Güle oynaya seve sevile aşkla evleniliyor. Aradan biraz zaman geçiyor koşa koşa, nefretle boşanılıyor. Birbirinden çabuk mu bıkılıyor yoksa eşler kendilerini yanlış mı tanıtıyor bilemem.
İspanyol düşünür Miguel de Unamuno’nun çok sevdiğim bir sözü vardır: ”Aşk, aldanışın kızı; hayal, kırıklığın annesidir” peki o halde aşk biterse ne olur? Aşkı ilişkiden aldığımızda geriye ne kalır? Bir sen bir ben bir de bebek…
Bildiğiniz gibi anlaşamayarak yollarını ayıran çiftlerin sayısı her geçen gün artıyor. Boşanmalarda en çok etkilenen taraf ne yazık ki çocuklar oluyor. Yaşanılan mutsuzluğun boyutu ne olursa olsun eşler birbirlerinden boşanabilirler ama çocuklardan boşanmak söz konusu değildir.
Boşanma sürecinden en fazla etkilenen yaş grubu 3-6 yaş grubudur. Bu yaştaki çocuklar boşanmanın sebebini tamamen kendileri sanmaktadır.
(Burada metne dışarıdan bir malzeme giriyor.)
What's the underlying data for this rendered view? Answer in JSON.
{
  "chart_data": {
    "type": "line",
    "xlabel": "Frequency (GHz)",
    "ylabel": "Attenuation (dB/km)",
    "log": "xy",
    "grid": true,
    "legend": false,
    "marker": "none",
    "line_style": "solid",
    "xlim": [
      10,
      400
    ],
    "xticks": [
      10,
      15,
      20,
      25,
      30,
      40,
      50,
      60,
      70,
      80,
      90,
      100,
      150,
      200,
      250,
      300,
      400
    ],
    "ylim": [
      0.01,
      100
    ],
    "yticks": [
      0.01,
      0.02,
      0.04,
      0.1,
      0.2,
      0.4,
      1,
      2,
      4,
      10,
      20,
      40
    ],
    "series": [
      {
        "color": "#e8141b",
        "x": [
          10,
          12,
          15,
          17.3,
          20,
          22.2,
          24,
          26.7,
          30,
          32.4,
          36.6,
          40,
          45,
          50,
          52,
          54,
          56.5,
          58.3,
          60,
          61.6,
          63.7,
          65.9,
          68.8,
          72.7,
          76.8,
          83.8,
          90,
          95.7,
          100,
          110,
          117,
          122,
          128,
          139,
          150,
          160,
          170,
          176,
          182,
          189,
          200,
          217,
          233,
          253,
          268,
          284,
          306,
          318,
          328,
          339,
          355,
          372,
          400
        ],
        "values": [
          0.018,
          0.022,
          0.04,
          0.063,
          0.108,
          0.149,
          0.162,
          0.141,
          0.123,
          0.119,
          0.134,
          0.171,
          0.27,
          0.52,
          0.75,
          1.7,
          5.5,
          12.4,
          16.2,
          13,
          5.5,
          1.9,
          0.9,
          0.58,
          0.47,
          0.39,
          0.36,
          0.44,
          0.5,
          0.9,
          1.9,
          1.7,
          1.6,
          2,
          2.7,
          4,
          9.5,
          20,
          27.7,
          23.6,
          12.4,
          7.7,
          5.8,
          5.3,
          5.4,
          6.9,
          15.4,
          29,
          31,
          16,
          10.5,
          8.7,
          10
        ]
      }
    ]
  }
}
Çocuk ister istemez “Ben uslu olmadığım için annem ile babam boşanıyor” düşüncesine kapılıyor. 7-12 yaş grubunda ki çocuklar ise boşanma sebebini anne-baba üstüne atmaktadır. Biraz daha ileriki yaşlara gidersek 13-18 yaş grubu bu süreci çok zor atlatmakta. Ergenlik döneminde olan çocuğun uyuşturucuya başlama, kendine ya da arkadaşlarına zarar verme, küfür etme, kötü ortamlara girme gibi tepkisel davranışlar geliştirmesine rastlanabilir. Derslere odaklanamama, konsantre bozukluğu, ders çalışma isteksizliği, huzursuzluk, saldırgan davranışlar, yatak ıslatma, kekemelik, uyumsuzluk gibi belirtiler de görülebilmektedir.
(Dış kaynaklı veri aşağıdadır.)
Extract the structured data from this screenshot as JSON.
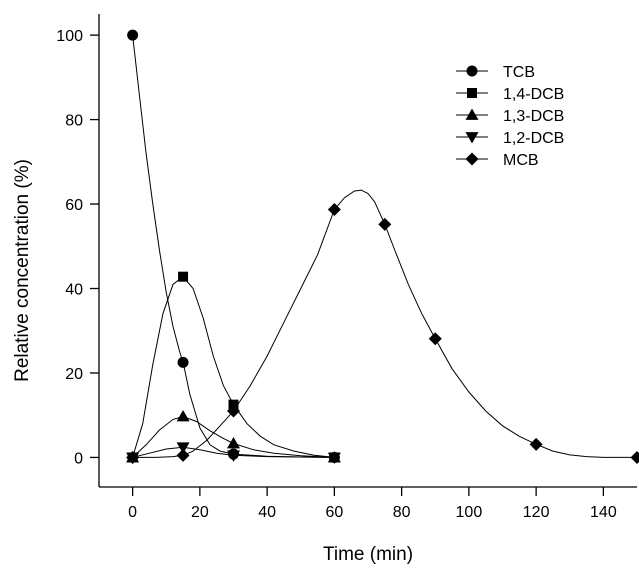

Çocuk boşanma olayını duyunca hemen “ ben kimle yaşayacağım, bana ne olacak” gibi sorular sormaya başlar. Bu anlamda anne babanın çocuğun aklındaki soruları gidermesi çok önemli bir süreçtir. Çocuğu büyük insan yerine koyup ona olan biteni anlayabileceği bir dille anlatmak gerekmektedir. Fakat karşılığında büyük bir insan gibi tepki vermeyebileceğini de kabul edip sabırlı ve anlayışlı olmak dikkat edilecek önemli bir unsurdur. Çocuğa “Biz kendi aramızdaki sorunlarımız yüzünden ayrılmaya karar verdik. Hayatımıza evli devam edersek daha çok zarar göreceksin, bu süreçte en doğru olan ayrılmak. Ayrı evlerde yaşayacağız ama bu birbirimizi hiç görmeyeceğimiz, iletişimimizi koparacağımız anlamına gelmiyor. Belli aralıklarla annenle ben (veya baban) buluşup zaman geçireceğiz. Seni sürekli seveceğiz” gibi duygularla yaklaşmak onun endişe ve korkularını yenmesine yardımcı olacaktır.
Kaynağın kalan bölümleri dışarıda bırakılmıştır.